Family Constellations and Shamanism: Ancestral Wisdom Across Worlds
- claritythrivethera
- 3 days ago
- 3 min read

Therapeutic modalities and ancient spiritual practices may seem, at first glance, to come from very different worlds. Yet there are striking resonances between Family Constellations, developed by German psychotherapist Bert Hellinger, and shamanic traditions found in many cultures — including the indigenous Zulu worldview Hellinger encountered during his formative years.
At its heart, both Family Constellations and shamanic healing traditions are concerned with the unseen: the ancestral currents that flow beneath everyday life, shaping relationships, emotional patterns, and a sense of belonging.
Bert Hellinger: The Bridge Between Worlds
Bert Hellinger (1925–2019) originally trained as a Catholic priest and spent 16 years living and working among the Zulu people in South Africa — an experience that deeply shaped his later work. During this time, he gained a profound appreciation for the Zulu respect for ancestors and the interconnectedness of life.
Although Hellinger later trained in Western psychotherapeutic traditions such as family systems therapy and phenomenology, his encounter with Zulu spiritual life left an imprint on his thinking about how human systems carry the influence of past generations.
One frequently cited summary of his insight is this idea about the nature of family bonds:
“Our hearts remember those who gave us life, those who gave us love, and those whose fate is entangled with our own.” – Bert Hellinger
This reflects not merely a psychological insight, but a relational ontology — a worldview in which relationships, ancestors, and the living are fundamentally intertwined.

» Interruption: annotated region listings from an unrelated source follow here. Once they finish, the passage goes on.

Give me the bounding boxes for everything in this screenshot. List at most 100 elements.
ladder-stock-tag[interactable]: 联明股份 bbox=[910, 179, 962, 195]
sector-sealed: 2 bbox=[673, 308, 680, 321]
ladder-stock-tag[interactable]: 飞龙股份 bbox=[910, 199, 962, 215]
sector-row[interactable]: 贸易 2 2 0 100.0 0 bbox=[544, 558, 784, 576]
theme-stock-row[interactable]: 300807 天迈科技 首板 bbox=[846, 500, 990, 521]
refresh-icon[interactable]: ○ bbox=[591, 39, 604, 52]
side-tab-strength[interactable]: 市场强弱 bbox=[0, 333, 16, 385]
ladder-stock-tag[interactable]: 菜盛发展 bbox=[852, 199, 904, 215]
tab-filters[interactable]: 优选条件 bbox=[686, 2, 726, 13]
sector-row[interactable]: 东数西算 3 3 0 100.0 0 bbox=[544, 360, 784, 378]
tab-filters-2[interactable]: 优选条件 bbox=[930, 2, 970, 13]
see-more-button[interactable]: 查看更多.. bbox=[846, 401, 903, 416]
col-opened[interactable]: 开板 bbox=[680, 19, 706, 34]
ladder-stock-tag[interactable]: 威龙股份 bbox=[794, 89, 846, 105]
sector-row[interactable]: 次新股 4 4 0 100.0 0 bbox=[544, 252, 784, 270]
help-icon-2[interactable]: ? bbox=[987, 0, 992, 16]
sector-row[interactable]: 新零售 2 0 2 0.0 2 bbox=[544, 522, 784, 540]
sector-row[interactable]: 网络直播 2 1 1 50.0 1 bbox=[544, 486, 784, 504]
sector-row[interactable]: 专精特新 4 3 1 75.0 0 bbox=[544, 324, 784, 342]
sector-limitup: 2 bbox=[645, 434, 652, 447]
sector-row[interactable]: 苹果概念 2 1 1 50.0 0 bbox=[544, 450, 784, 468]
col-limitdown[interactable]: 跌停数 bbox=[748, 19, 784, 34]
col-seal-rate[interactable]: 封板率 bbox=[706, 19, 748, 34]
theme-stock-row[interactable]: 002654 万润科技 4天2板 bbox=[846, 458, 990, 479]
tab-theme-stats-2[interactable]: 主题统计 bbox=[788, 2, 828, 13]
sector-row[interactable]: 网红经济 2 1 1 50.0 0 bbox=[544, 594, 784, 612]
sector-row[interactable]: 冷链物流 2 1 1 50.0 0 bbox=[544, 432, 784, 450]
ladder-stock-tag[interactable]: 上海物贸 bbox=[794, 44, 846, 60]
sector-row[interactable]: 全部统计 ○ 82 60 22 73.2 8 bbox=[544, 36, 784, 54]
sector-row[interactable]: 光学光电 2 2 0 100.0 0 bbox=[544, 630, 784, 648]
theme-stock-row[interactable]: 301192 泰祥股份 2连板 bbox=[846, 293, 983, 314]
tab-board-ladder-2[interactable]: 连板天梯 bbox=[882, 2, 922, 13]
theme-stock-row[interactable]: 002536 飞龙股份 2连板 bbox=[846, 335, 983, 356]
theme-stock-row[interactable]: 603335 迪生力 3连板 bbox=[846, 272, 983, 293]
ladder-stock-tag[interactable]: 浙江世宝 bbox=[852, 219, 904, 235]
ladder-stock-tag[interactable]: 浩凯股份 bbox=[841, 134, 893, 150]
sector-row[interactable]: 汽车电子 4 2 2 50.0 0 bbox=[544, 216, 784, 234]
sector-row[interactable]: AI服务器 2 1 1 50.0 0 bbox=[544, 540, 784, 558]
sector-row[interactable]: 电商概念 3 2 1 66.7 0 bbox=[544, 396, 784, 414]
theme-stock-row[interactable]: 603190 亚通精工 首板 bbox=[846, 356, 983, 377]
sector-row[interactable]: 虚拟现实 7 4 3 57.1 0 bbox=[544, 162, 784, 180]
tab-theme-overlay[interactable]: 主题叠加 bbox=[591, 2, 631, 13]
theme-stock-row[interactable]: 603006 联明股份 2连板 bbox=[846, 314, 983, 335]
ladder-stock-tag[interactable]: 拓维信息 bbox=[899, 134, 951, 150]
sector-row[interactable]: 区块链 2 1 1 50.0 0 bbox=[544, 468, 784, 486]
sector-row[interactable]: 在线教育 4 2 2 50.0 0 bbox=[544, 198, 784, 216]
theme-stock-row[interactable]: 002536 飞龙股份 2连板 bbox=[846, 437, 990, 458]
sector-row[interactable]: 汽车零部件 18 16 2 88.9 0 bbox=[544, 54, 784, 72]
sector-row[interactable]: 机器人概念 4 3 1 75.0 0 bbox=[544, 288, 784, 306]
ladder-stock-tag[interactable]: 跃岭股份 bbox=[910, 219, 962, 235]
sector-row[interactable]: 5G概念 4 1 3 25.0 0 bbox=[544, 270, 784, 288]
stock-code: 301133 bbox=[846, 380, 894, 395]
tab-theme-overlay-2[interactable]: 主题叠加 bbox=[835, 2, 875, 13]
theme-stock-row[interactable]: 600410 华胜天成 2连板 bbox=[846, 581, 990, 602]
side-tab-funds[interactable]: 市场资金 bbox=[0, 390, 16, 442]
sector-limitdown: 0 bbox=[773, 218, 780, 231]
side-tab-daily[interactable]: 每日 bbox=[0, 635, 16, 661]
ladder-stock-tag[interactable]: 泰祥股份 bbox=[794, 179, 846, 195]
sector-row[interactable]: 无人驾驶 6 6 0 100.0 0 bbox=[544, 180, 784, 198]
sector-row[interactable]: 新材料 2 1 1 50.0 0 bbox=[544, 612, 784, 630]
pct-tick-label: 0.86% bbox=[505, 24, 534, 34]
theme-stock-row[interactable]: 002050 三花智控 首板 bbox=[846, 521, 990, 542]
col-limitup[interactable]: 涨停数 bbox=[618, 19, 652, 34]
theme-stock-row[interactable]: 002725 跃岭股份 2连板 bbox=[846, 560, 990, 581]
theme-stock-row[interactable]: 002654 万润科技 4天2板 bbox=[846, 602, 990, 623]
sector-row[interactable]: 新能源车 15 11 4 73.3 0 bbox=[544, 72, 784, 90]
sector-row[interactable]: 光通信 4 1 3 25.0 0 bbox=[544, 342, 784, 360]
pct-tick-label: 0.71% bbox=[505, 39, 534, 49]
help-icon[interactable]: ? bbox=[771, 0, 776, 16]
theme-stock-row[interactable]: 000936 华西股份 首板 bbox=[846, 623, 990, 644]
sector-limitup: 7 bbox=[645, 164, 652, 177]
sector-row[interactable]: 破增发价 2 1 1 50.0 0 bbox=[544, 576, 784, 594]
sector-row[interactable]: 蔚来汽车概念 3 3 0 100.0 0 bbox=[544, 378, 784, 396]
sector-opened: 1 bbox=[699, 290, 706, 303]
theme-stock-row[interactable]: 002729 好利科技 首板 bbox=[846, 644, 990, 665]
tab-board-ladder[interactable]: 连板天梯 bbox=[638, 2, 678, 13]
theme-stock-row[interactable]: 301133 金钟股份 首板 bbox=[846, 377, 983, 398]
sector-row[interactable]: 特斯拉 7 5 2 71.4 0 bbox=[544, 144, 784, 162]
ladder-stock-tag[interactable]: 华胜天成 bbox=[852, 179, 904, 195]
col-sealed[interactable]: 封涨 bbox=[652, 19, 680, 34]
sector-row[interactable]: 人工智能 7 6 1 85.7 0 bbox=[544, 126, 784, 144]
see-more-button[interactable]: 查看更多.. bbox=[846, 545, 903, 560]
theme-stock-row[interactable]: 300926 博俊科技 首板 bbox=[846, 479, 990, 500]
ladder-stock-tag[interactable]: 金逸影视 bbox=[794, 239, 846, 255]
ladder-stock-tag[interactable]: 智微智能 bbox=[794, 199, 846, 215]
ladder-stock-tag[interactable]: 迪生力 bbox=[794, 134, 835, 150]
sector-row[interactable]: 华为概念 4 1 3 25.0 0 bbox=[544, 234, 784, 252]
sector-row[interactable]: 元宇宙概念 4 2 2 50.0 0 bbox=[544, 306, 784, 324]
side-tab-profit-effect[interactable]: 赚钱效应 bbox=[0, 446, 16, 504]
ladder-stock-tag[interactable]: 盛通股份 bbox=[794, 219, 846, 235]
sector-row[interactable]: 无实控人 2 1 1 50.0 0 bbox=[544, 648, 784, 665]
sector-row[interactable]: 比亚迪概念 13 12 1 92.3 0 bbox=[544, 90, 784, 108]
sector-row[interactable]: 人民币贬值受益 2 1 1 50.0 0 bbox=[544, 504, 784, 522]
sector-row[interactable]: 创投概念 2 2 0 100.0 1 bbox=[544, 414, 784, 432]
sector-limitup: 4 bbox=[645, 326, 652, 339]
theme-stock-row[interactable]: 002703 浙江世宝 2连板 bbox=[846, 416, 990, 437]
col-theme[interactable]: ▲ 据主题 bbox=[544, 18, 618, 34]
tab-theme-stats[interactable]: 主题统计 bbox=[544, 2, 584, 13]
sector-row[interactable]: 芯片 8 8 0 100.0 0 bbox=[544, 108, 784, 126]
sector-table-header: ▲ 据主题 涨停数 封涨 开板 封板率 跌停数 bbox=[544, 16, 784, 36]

Ancestors, Constellations, and the Shamanic Field
In many indigenous and shamanic traditions — Zulu included — ancestors are not distant memories but active presences in the lives of their descendants. They are guides, protectors, and often intermediaries between the living and the spiritual realm.
In Zulu culture, ancestors (often called Amadlozi) are understood as spirits of those who have passed on but continue to influence the vitality and direction of the living. One description from Zulu practitioners explains:
“The Zulu culture has a strong belief in Ancestors ‘Amadlozi’ ... They are regarded as our guides ... Constellating an unresolved issue is similar to doing a ceremony, talking to ancestor/s asking for forgiveness…”
Here we see an explicit parallel between constellating family dynamics and engaging in an indigenous ancestral ceremony — a type of experiential invocation of meaning and resolution rather than a purely cognitive or analytical process.
In shamanic healing across cultures, work with ancestors often involves ritual, symbols, and guided journeys — all aimed at restoring balance and harmony to a person’s life story. Similarly, Family Constellations uses representatives or symbolic positions in space to “make visible” hidden family dynamics and entanglements. Participants often report that this feels less like cognitive insight and more like engaging with a larger, relational field.
Why This Resonates With Shamanism
At the core of shamanic practice is the belief that unseen forces — spirits, ancestors, the collective psyche — influence our health and destiny. The shaman enters non-ordinary states to engage with these forces, seeking healing both for individuals and for their communities.
Family Constellations, while not shamanic in the ritual sense, shares a phenomenological orientation: it assumes that there is an underlying “field” of relational forces that can be accessed and transformed. Hellinger described this as tuning into the “orders of love,” invisible dynamics shaped by belonging, balance, and generational entanglements.
This echoes shamanic sensibilities where healing is less about logical analysis and more about participation in a deeper field of relational truth.
Caveats and Complexities
It’s important to note that Hellinger himself clarified that his time with the Zulu did not literally create Family Constellations as a method — he saw his method as drawing from many sources, including his own therapeutic training. However, the resonances with indigenous understandings of ancestors and intergenerational bonds are undeniable.
And while many find constellations powerful and meaningful, the method remains controversial within mainstream psychology — critics point to its lack of empirical validation and its pseudoscientific elements.
Final Reflections
Whether viewed through a psychotherapeutic lens or a spiritual-shamanic lens, what connects Family Constellations and shamanism is a shared reverence for the ancestral roots of human life. Both traditions invite participants to consider that our struggles, loyalties, and emotional legacies are not confined to the present moment but are echoes of relationships that span generations.
In that sense, the “healing field” of a Family Constellation and the ancestor-honoring practices of Zulu spiritual life both remind us that the past is not past at all — it lives on, shaping who we are and offering pathways toward deeper reconciliation and belonging.